Unfortunately McFadden isn’t merely a Trump appointee, it appears he’s also a rabid Trump acolyte, having given Trump’s campaign a generous donation in 2016. He has shown no interest in hearing the specifics of Chairman Neal’s brief, and has denied a motion to expedite the case. In other words, he doesn’t want to hear about it and is slow-walking its progress through the court.

The good news is Neal and his committee don’t need the U.S. District Court. They’ve got the whistleblower report in front of them together with their power of subpoena and a will to learn more along the road to impeaching Donald Trump.

Jeff Hauser, who is the director of the Revolving Door Project, an anti-corruption advocacy group, said the case to impeach Trump, like any criminal case, is strengthened when it can be shown that the defendant has committed similar prior bad acts. “The House Ways and Means Committee,” Hauser said, “must figure out a way to make the public aware of the serious cause to worry that the IRS might have been corrupted by Trump.”

Recall that Trump promised the American people that he would release his tax returns if elected, a lie he never intended to make good on. His excuse was that the IRS wouldn’t permit him to release his taxes because he’s “under audit.” That Trump was under audit was true, that he cannot release his taxes because of that audit is a lie, according to the IRS. Now it appears that Trump has actually been attempting to tamper with that audit, on top of everything else.

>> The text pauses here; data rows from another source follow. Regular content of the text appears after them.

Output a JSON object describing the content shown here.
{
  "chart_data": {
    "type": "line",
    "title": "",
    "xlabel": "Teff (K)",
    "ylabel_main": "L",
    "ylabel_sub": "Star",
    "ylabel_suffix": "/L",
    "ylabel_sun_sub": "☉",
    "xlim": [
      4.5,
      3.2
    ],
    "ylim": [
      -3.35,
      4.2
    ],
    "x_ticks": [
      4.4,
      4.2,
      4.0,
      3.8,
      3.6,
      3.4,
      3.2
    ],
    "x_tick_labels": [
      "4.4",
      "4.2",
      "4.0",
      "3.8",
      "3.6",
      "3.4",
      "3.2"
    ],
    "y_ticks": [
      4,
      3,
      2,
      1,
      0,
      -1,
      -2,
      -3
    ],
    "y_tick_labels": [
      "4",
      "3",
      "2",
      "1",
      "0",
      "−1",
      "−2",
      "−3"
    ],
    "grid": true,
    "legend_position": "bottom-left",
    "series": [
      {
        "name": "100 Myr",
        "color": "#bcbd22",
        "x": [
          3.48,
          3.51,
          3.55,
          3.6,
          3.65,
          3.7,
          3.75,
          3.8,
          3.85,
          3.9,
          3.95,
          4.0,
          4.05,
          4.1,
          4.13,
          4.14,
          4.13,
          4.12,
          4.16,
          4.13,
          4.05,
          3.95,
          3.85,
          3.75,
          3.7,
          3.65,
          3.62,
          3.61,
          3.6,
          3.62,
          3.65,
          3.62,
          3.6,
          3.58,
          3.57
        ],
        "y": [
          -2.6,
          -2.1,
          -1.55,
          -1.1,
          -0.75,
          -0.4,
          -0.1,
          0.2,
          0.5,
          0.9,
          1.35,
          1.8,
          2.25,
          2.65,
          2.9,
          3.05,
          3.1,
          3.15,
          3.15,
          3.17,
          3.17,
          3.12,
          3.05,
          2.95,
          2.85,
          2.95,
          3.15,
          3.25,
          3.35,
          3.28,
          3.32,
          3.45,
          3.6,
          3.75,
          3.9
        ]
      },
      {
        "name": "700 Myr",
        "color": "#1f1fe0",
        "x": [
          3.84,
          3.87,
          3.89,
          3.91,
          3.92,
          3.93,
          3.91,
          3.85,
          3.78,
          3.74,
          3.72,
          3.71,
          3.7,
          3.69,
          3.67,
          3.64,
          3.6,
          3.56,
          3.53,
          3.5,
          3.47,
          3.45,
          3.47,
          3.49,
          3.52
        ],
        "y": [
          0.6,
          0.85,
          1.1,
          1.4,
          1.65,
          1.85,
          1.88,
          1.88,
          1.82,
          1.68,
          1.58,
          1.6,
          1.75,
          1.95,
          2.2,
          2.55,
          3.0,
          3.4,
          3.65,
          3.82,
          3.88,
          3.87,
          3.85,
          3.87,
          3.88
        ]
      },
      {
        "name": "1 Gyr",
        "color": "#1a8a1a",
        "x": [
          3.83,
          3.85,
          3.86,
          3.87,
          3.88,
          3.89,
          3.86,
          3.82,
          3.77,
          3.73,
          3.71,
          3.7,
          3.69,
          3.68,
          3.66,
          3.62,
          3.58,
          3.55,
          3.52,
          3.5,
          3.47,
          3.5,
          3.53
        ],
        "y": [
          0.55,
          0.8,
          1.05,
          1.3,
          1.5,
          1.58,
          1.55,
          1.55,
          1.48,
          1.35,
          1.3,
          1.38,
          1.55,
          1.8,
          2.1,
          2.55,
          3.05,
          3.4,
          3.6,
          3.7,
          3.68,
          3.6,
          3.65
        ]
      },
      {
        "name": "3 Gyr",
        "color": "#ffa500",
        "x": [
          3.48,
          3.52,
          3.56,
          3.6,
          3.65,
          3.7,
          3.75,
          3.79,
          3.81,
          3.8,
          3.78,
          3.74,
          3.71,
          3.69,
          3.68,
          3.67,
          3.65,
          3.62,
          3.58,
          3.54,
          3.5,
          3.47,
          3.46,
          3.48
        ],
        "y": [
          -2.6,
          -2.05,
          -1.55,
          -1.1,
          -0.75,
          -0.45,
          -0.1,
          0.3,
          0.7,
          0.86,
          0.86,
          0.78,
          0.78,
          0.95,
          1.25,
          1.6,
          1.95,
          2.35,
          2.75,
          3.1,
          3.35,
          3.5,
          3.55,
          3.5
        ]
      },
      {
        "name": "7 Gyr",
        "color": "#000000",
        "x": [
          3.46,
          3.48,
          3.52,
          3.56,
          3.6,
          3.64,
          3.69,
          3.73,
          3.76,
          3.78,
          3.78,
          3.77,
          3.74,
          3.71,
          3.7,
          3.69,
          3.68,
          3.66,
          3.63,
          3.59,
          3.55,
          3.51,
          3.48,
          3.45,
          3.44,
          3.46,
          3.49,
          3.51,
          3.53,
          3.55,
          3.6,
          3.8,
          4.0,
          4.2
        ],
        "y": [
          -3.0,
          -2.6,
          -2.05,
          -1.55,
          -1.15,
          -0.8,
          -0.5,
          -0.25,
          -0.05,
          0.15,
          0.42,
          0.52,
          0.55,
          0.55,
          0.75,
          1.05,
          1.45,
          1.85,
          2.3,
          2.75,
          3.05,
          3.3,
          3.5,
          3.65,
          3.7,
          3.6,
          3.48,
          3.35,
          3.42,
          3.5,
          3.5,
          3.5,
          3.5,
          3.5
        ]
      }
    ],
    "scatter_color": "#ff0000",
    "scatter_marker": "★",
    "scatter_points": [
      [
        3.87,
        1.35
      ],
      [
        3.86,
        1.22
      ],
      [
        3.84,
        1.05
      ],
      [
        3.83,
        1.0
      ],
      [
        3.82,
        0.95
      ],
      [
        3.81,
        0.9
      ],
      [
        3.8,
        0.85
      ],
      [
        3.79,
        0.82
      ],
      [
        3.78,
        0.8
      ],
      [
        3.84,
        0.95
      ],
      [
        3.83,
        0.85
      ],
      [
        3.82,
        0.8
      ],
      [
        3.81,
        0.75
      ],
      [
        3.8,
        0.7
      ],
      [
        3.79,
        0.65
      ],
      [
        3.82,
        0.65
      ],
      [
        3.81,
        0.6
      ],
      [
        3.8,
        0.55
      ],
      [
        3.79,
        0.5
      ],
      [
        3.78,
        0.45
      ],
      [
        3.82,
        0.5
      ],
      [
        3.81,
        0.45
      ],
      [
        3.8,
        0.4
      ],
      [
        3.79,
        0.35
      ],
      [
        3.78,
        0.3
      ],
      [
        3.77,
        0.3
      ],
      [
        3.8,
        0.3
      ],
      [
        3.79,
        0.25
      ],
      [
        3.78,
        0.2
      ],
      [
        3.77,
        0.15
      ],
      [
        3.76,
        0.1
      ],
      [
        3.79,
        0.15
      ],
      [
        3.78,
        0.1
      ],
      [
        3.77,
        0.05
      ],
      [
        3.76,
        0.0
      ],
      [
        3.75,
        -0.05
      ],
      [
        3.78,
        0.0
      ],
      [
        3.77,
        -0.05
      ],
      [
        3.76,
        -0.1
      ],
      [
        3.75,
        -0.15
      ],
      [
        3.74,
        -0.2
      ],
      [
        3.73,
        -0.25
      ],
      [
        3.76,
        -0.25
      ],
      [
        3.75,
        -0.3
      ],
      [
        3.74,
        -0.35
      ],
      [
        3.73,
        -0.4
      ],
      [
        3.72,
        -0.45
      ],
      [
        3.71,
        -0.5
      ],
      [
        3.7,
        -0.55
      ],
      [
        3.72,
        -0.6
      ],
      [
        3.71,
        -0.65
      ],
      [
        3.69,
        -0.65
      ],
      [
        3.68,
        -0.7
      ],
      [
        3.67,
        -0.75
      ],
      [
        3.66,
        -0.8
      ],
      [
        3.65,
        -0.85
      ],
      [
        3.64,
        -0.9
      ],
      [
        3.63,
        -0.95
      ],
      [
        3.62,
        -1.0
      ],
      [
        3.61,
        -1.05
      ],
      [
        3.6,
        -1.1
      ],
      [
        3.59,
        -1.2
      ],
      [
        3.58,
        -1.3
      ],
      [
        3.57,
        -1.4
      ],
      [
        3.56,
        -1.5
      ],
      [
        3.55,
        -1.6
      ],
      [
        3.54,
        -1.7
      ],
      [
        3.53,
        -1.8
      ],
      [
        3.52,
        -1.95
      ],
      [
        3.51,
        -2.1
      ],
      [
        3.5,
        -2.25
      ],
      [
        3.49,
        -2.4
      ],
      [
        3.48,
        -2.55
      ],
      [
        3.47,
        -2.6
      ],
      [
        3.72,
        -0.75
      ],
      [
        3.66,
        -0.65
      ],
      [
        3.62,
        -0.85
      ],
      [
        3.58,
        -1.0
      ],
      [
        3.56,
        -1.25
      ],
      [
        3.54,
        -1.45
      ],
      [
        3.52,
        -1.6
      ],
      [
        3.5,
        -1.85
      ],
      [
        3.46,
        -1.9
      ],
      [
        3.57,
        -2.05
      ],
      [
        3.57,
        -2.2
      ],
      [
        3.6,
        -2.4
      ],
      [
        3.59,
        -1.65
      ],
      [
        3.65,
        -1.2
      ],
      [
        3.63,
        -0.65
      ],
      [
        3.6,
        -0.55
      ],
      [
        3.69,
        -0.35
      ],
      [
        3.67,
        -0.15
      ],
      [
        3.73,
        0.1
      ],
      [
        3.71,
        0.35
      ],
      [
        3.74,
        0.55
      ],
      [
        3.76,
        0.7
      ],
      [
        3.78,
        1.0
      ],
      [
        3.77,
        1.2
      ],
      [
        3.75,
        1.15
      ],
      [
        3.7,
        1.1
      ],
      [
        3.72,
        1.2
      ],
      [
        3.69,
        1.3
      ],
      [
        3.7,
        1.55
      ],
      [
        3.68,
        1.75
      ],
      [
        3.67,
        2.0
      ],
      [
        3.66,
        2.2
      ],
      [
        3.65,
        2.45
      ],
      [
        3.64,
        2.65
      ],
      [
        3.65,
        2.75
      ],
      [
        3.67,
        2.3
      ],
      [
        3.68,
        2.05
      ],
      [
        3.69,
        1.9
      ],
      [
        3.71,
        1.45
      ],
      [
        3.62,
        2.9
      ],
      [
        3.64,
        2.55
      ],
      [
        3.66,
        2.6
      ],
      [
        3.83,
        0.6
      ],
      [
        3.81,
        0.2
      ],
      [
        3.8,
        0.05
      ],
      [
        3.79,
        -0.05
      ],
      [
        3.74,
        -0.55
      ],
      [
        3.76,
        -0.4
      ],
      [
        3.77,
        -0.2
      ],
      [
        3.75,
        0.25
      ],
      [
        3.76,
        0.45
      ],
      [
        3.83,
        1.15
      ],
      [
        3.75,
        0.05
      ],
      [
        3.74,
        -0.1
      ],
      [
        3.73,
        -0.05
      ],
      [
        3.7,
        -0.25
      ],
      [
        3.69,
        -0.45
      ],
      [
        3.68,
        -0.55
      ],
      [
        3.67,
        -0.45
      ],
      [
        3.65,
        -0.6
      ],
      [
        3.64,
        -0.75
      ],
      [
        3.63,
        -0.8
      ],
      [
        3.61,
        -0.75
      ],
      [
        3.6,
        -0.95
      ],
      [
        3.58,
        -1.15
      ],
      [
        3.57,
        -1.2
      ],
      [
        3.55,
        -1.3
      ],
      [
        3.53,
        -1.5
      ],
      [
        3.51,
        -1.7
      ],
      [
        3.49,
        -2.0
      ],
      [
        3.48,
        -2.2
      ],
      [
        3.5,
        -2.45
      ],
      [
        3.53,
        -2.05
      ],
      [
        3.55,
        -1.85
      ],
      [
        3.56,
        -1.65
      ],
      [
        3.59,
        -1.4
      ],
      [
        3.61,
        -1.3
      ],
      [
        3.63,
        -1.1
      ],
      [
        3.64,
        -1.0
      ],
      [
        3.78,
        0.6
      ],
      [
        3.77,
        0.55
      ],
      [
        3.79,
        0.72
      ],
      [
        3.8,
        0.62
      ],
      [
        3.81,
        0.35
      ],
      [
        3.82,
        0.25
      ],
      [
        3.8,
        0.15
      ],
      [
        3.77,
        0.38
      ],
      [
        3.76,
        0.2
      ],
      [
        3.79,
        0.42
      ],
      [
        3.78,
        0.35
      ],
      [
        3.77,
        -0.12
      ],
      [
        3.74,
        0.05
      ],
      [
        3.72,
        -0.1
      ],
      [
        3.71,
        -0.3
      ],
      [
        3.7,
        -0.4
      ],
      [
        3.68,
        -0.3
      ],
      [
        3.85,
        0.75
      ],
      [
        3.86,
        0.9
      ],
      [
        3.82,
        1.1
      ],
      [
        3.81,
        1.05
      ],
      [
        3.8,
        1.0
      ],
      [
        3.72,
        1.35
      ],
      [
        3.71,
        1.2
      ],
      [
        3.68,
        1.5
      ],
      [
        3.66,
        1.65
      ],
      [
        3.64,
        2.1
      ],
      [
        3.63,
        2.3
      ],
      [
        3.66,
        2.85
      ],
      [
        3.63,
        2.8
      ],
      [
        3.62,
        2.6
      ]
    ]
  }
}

Trump, a man with no conscience, is clearly conscious of his guilt and that he is committing wrongdoings that need to be covered up. He has stage managed his coverups ineptly, as he does virtually everything else. In keeping with Bukowski’s clever ambulance metaphor, sometimes no one hears the ambulance because the siren is turned off. They don’t bother with it if the patient has died. Like the man in the ambulance, it’s looking more and more like Trump’s presidency is dead on arrival.